Prezes Prawa i Sprawiedliwości nawiązał do słów swojego brata ze stolicy Gruzji w 2008 roku, mówiących o zapędach imperialnych Rosji ("Dziś Gruzja, jutro Ukraina, pojutrze Państwa Bałtyckie, a później może i czas na mój kraj, na Polskę!").
Jarosław Kaczyński w Tarnowie o katastrofie smoleńskiej: "To był zamach!"
- Potrafił przewidzieć to, co będzie się działo w Europie i co będzie się działo wokół Polski, co dziś dzieje się na Ukrainie. Te słowa myślę wszyscy znają. I może właśnie te słowa wywołują taką furię, bo wywoływały. Ktoś tutaj pytał, czy to była katastrofa, czy zamach - to był zamach! To była zbrodnia tych samych, którzy dzisiaj mordują na Ukrainie. I dlatego dziękuję serdecznie tym wszystkim, którzy przyczynili się do stworzenia tego pomnika. I wierzę, że powstaną kolejne - kontynuował w tarnowskim przemówieniu Jarosław Kaczyński.
W Tarnowie odsłonięto pomnik prezydenta Lecha Kaczyńskiego, 18.06.2022
Pomnik Lecha Kaczyńskiego w Tarnowie powstał z inicjatywy społecznego komitetu. Ale na uroczystości jego odsłonięcia zabrakło prezydenta miasta Romana Ciepieli. Według niego, inicjatorzy obelisku postawili go niezgodnie z prawem, a pomnik zaburzy panoramę na zabytkowy, odrestaurowany dworzec.
- Nie było zgody rady miejskiej w Tarnowie na postawienie tego pomnika, a to ona ma wyłączne uprawnienie w tym zakresie, stanowi o tym ustawa o samorządzie gminnym. Póki co żyjemy w państwie prawa i prawo powinno obowiązywać wszystkich. Uważam, że prokuratura powinna zainteresować się sprawą z własnej inicjatywy, ponieważ w tym przypadku nie został dotrzymany tryb administracyjny - uważa prezydent Tarnowa Roman Ciepiela.
Formalnie teren, na którym stanął pomnik Lech Kaczyńskiego należy do Skarbu Państwa, a władze PKP wydzierżawiły go komitetowi budowy. Lokalizację uzgodniono m.in. z Małopolskim Wojewódzkim Konserwatorem Zabytków jeszcze, gdy stanowisko to pełniła Monika Bogdanowska. - Nie było podstaw formalnych, żeby nie wyrażać zgody - uważa dziś.
Członkowie społecznego komitetu przekonują, że procedura związana z postawieniem pomnika odbyła się zgodnie z prawem.

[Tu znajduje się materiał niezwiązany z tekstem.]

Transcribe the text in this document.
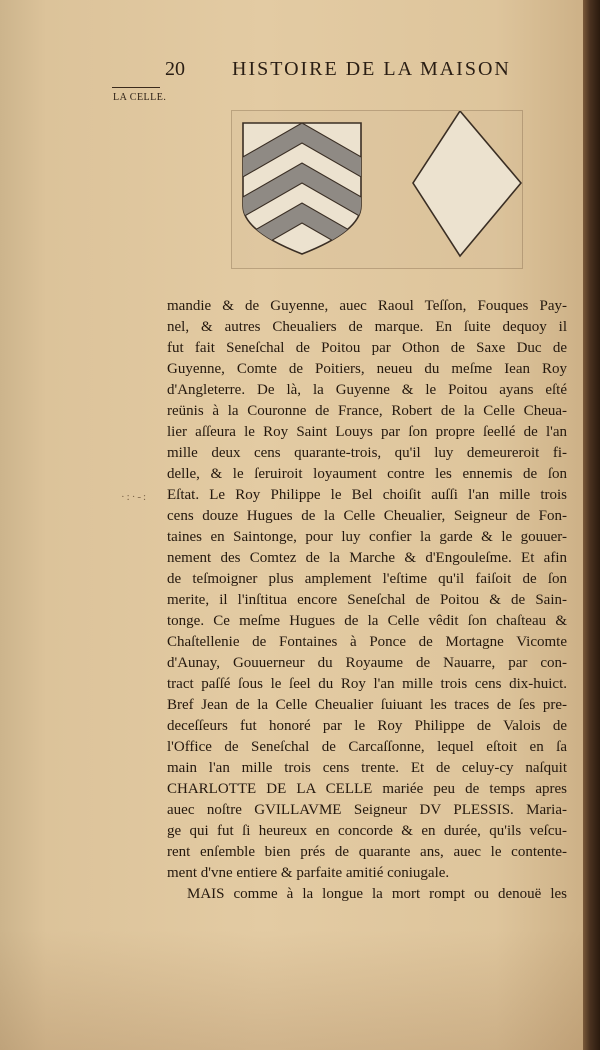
20 HISTOIRE DE LA MAISON
LA CELLE.
·:·-:
mandie & de Guyenne, auec Raoul Teſſon, Fouques Pay-
nel, & autres Cheualiers de marque. En ſuite dequoy il
fut fait Seneſchal de Poitou par Othon de Saxe Duc de
Guyenne, Comte de Poitiers, neueu du meſme Iean Roy
d'Angleterre. De là, la Guyenne & le Poitou ayans eſté
reünis à la Couronne de France, Robert de la Celle Cheua-
lier aſſeura le Roy Saint Louys par ſon propre ſeellé de l'an
mille deux cens quarante-trois, qu'il luy demeureroit fi-
delle, & le ſeruiroit loyaument contre les ennemis de ſon
Eſtat. Le Roy Philippe le Bel choiſit auſſi l'an mille trois
cens douze Hugues de la Celle Cheualier, Seigneur de Fon-
taines en Saintonge, pour luy confier la garde & le gouuer-
nement des Comtez de la Marche & d'Engouleſme. Et afin
de teſmoigner plus amplement l'eſtime qu'il faiſoit de ſon
merite, il l'inſtitua encore Seneſchal de Poitou & de Sain-
tonge. Ce meſme Hugues de la Celle vêdit ſon chaſteau &
Chaſtellenie de Fontaines à Ponce de Mortagne Vicomte
d'Aunay, Gouuerneur du Royaume de Nauarre, par con-
tract paſſé ſous le ſeel du Roy l'an mille trois cens dix-huict.
Bref Jean de la Celle Cheualier ſuiuant les traces de ſes pre-
deceſſeurs fut honoré par le Roy Philippe de Valois de
l'Office de Seneſchal de Carcaſſonne, lequel eſtoit en ſa
main l'an mille trois cens trente. Et de celuy-cy naſquit
CHARLOTTE DE LA CELLE mariée peu de temps apres
auec noſtre GVILLAVME Seigneur DV PLESSIS. Maria-
ge qui fut ſi heureux en concorde & en durée, qu'ils veſcu-
rent enſemble bien prés de quarante ans, auec le contente-
ment d'vne entiere & parfaite amitié coniugale.
MAIS comme à la longue la mort rompt ou denouë les
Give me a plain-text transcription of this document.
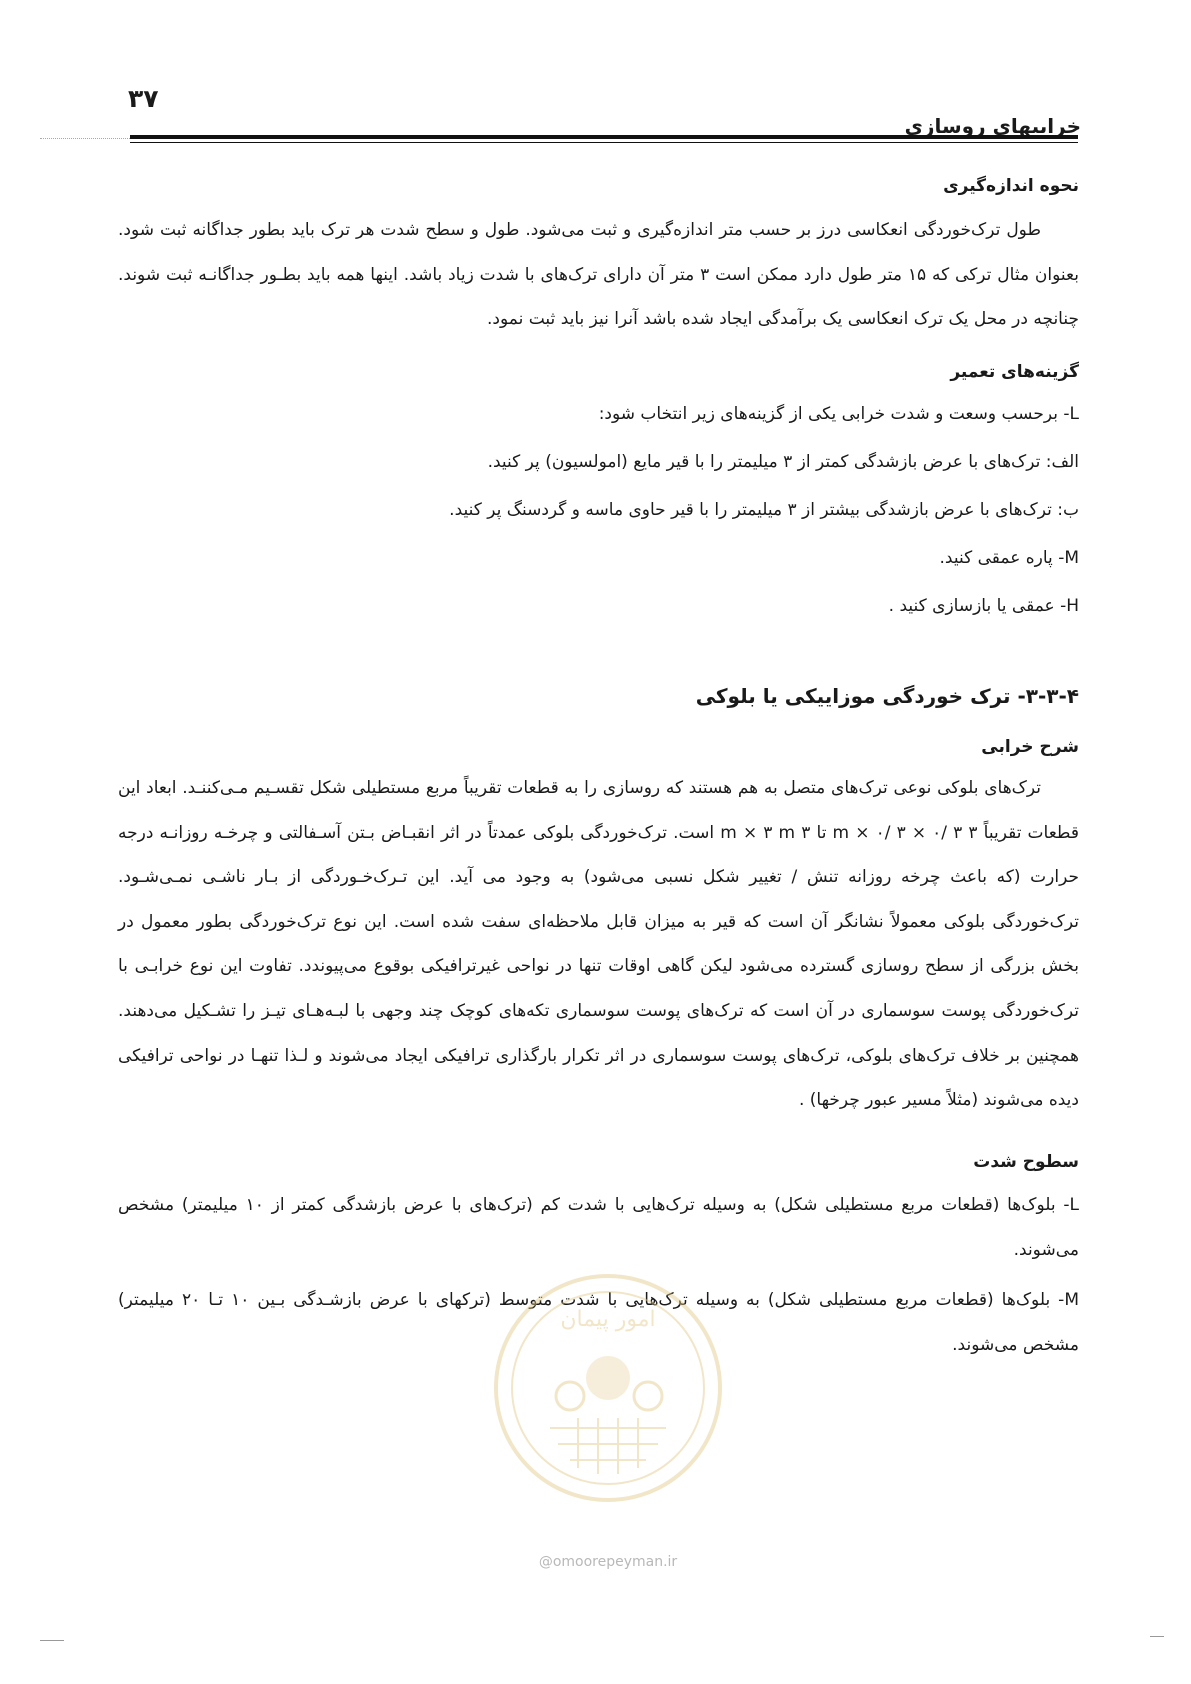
۳۷
خرابیهای روسازی
نحوه اندازه‌گیری
طول ترک‌خوردگی انعکاسی درز بر حسب متر اندازه‌گیری و ثبت می‌شود. طول و سطح شدت هر ترک باید بطور جداگانه ثبت شود. بعنوان مثال ترکی که ۱۵ متر طول دارد ممکن است ۳ متر آن دارای ترک‌های با شدت زیاد باشد. اینها همه باید بطـور جداگانـه ثبت شوند. چنانچه در محل یک ترک انعکاسی یک برآمدگی ایجاد شده باشد آنرا نیز باید ثبت نمود.
گزینه‌های تعمیر
L- برحسب وسعت و شدت خرابی یکی از گزینه‌های زیر انتخاب شود:
الف: ترک‌های با عرض بازشدگی کمتر از ۳ میلیمتر را با قیر مایع (امولسیون) پر کنید.
ب: ترک‌های با عرض بازشدگی بیشتر از ۳ میلیمتر را با قیر حاوی ماسه و گردسنگ پر کنید.
M- پاره عمقی کنید.
H- عمقی یا بازسازی کنید .
۳-۳-۴- ترک خوردگی موزاییکی یا بلوکی
شرح خرابی
ترک‌های بلوکی نوعی ترک‌های متصل به هم هستند که روسازی را به قطعات تقریباً مربع مستطیلی شکل تقسـیم مـی‌کننـد. ابعاد این قطعات تقریباً ۳ m × ۰/ ۳ × ۰/ ۳ تا ۳ m × ۳ m است. ترک‌خوردگی بلوکی عمدتاً در اثر انقبـاض بـتن آسـفالتی و چرخـه روزانـه درجه حرارت (که باعث چرخه روزانه تنش / تغییر شکل نسبی می‌شود) به وجود می آید. این تـرک‌خـوردگی از بـار ناشـی نمـی‌شـود. ترک‌خوردگی بلوکی معمولاً نشانگر آن است که قیر به میزان قابل ملاحظه‌ای سفت شده است. این نوع ترک‌خوردگی بطور معمول در بخش بزرگی از سطح روسازی گسترده می‌شود لیکن گاهی اوقات تنها در نواحی غیرترافیکی بوقوع می‌پیوندد. تفاوت این نوع خرابـی با ترک‌خوردگی پوست سوسماری در آن است که ترک‌های پوست سوسماری تکه‌های کوچک چند وجهی با لبـه‌هـای تیـز را تشـکیل می‌دهند. همچنین بر خلاف ترک‌های بلوکی، ترک‌های پوست سوسماری در اثر تکرار بارگذاری ترافیکی ایجاد می‌شوند و لـذا تنهـا در نواحی ترافیکی دیده می‌شوند (مثلاً مسیر عبور چرخها) .
سطوح شدت
L- بلوک‌ها (قطعات مربع مستطیلی شکل) به وسیله ترک‌هایی با شدت کم (ترک‌های با عرض بازشدگی کمتر از ۱۰ میلیمتر) مشخص می‌شوند.
M- بلوک‌ها (قطعات مربع مستطیلی شکل) به وسیله ترک‌هایی با شدت متوسط (ترکهای با عرض بازشـدگی بـین ۱۰ تـا ۲۰ میلیمتر) مشخص می‌شوند.
امور پیمان
@omoorepeyman.ir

Według nich, jeśli pomnik stoi na terenie, należącym do skarbu państwa, niepotrzebna jest uchwała rady miejskiej.
- Pan prezydent Ciepiela zbyt emocjonalnie do tego podchodzi. Wszystkie procedury zachowaliśmy i robimy to zgodnie z prawem - zapewnia Angelika Świtalska, przedstawicielka komitetu, radna Rady Miejskiej w Tarnowie z klubu PiS.
Odsłonięciu pomnika Lecha Kaczyńskiego w Tarnowie towarzyszyły protesty. Policja interweniowała wobec czterech osób, które złamały art. 141 kodeksu wykroczeń, używając słów powszechnie uważanych za wulgarne. Wnioski o ich ukaranie trafią do sądu, grozi za to do 1500 zł grzywny.
- Zawsze są przeciwnicy i zwolennicy. Mamy demokrację, dlatego opozycja powinna uszanować wolę mieszkańców którzy chcieli, by pomnik Lecha Kaczyńskiego stanął w Tarnowie - dodaje Angelika Świtalska.